Blues lausannois... Lettre ouverte aux autorités...




Lettre ouverte aux autorités lausannoises et cantonales, décideurs du projet « Plate-forme Pôle muséal »

Jusqu’au 24 septembre 2012 est mis à l’enquête le plan d’affectation cantonal de la « Plate-forme Pôle muséal ».
Dès que ce projet fut présenté, on érigea, à nouveau, le minimalisme en dogme de la pensée architecturale et urbaniste lausannoise. Dans un éditorial du 24Heures, le rédacteur en chef Thierry Meyer évoquait dans ce choix une « intelligence [...] bien vaudoise, [...] d’une rationalité élégante, d’une audace qui préfère la simplicité à l’esbroufe. » Mais qu’est-ce donc que cette intelligence vaudoise, qui se réfugie dans le pur rationnel, le lisse, le soigné, le conforme, et qui apparemment n’ose plus flirter avec l’exubérance, la fantaisie et le rêve, ne nous offrant plus que surfaces stériles, volumes simplistes, autels voués à l’orthogonalisme (corollaire de la pensée droite) le plus déprimant et le plus fade ? Est-ce donc là toute « l’audace » vaudoise ? Qui ne propose plus au citoyen que de déprimantes infographies grises et cubiques (ou parallélépipédiques) en guise de visions d’avenir ?
Le précédent projet de musée à Bellerive avait pourtant clairement été rejeté, entre autres, pour son aspect bunker et cercueil à chaussures... Mais De gustibus et coloribus non disputandum me répondra-t-on, encore et toujours... Toutefois, en une attitude pathologiquement psychorigide, et, peut-être, par un souci de gloriole testimoniale, nos autorités s’obstinent.
Parlons du rapport au passé alors. Le projet retenu par l’audacieuse élite dirigeante vaudoise oublie que le cahier des charges stipulait que la halle aux locomotives devait être préservée autant que possible. Mais qu’importe la plus petite considération pour le moindre héritage architectural face au credo bassement utilitariste de la densification à outrance qui gangrène peu à peu tout Lausanne ? Car tout bâtiment, à moins d’avoir la chance d’être surclassé et surprotégé, n’est plus envisagé avec condescendance que comme un « témoin sympathique du patrimoine régional », dont on se débarrasse allégrement et sans la moindre compassion.

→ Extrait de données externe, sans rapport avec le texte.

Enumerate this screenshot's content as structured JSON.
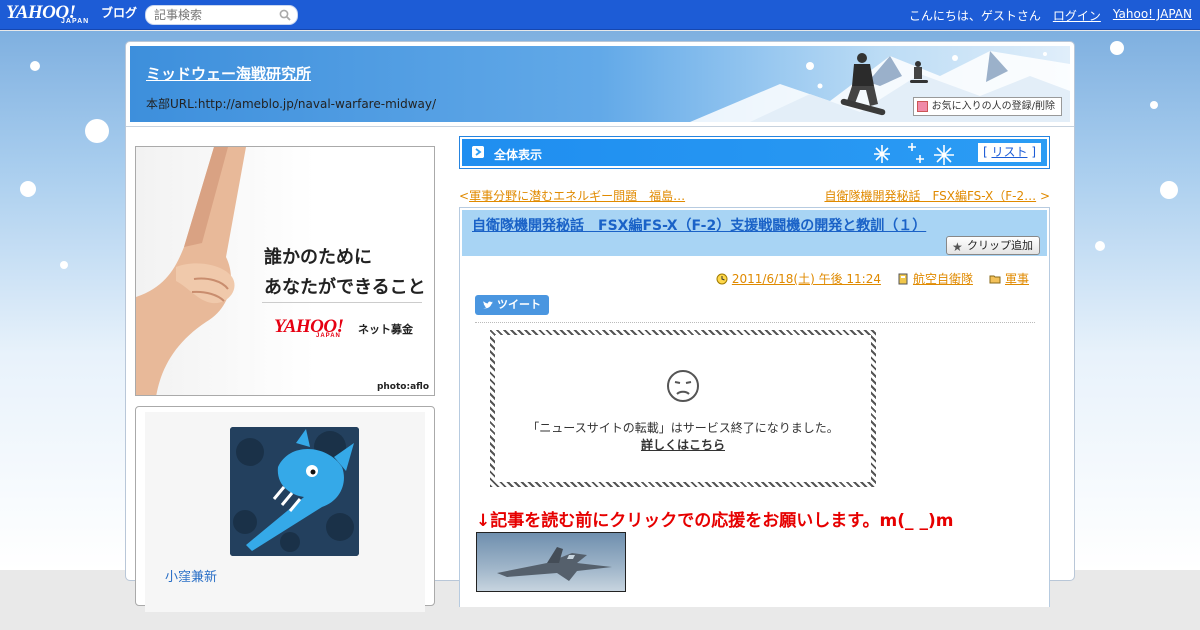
{
  "topbar": {
    "logo": "YAHOO!",
    "logo_sub": "JAPAN",
    "logo_blog": "ブログ",
    "search_placeholder": "記事検索",
    "greeting": "こんにちは、ゲストさん",
    "login": "ログイン",
    "yahoo_japan": "Yahoo! JAPAN"
  },
  "header": {
    "blog_title": "ミッドウェー海戦研究所",
    "blog_url": "本部URL:http://ameblo.jp/naval-warfare-midway/",
    "favorite_button": "お気に入りの人の登録/削除"
  },
  "sidebar": {
    "banner": {
      "line1": "誰かのために",
      "line2": "あなたができること",
      "brand": "YAHOO!",
      "brand_sub": "JAPAN",
      "service": "ネット募金",
      "credit": "photo:aflo"
    },
    "profile": {
      "name": "小窪兼新"
    }
  },
  "main": {
    "bar": {
      "title": "全体表示",
      "list_open": "[",
      "list_link": "リスト",
      "list_close": "]"
    },
    "prev": {
      "arrow": "<",
      "label": "軍事分野に潜むエネルギー問題　福島…"
    },
    "next": {
      "label": "自衛隊機開発秘話　FSX編FS-X（F-2…",
      "arrow": ">"
    },
    "article": {
      "title": "自衛隊機開発秘話　FSX編FS-X（F-2）支援戦闘機の開発と教訓（１）",
      "clip_button": "クリップ追加",
      "date": "2011/6/18(土) 午後 11:24",
      "category1": "航空自衛隊",
      "category2": "軍事",
      "tweet": "ツイート",
      "notice_text": "「ニュースサイトの転載」はサービス終了になりました。",
      "notice_link": "詳しくはこちら",
      "red_message": "↓記事を読む前にクリックでの応援をお願いします。m(_ _)m"
    }
  },
  "colors": {
    "topbar": "#1d5cd6",
    "accent_blue": "#2b9cf4",
    "link_orange": "#e08a00",
    "title_blue": "#1a62c7",
    "red_message": "#e60000"
  }
}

Pour preuve le bâtiment de Francis Isoz, anciennement rue de la Gare 39 que nos autorités ont livré aux pelleteuses de l’empire Edipresse, qui désirait depuis longtemps se débarrasser d’un témoignage de l’héritage architectural du début du 20ème siècle qui ne s’accordait plus avec ses visions d’avenir. Lausanne a clairement amorcé une politique ouverte de démolition. J’en veux pour autre preuve la prochaine démolition du Lausanne Guesthouse, abandonné à la politique d’expansion de la gare CFF, qui certes souffre d’engorgement et d’une explosion démographique qu’il serait peut-être bon de cesser d’encourager (mais ceci est un autre débat), et prétend que la seule solution à sa nécessaire expansion est de détruire et démolir nombre d’immeubles admirables du siècle passé. Les architectes-démolisseurs nous disent leur « obsession de l’intégration à la ville ». J’attends encore que l’on m’explique en quoi leurs surfaces stériles s’intègrent, ou même s’accordent avec leur environnement bâti (à moins bien sûr que la négation de toutes les caractéristiques architecturales qui les entourent ne soit une nouvelle définition de l’intégration... Elle semble en tout cas une définition de l’urbanisme contemporain à Lausanne : son architecture est un manifeste du vide et de la platitude absolue, une négation de tout héritage architectural et patrimonial).
Dès lors, quelle est la logique urbanistique qui amène à concentrer à la gare les principaux musées lausannois ? Alors que visiteurs et touristes pourraient visiter ces musées en parcourant tout Lausanne (tout d’abord l’Elysée, puis Rumine en son centre, et enfin le MUDAC qui les amènerait à parcourir la vieille ville), participant ainsi pleinement et véritablement au dynamisme voulu par les autorités, on les concentre et les confine autour de la gare.
De plus, ce pseudo concept de « Projet plate-forme pôle muséal » fait méchamment penser à un genre de centre commercial de la culture, où tout est à portée de main, à proximité de la gare, qui elle aussi vise au commercial avant tout. Et on sait depuis la reconfiguration du Flon que nos autorités apprécient, et pire encore, vantent le fait que « le cœur de Lausanne tend à devenir un grand centre commercial à ciel ouvert[1] ». Perspective hautement réjouissante, donc....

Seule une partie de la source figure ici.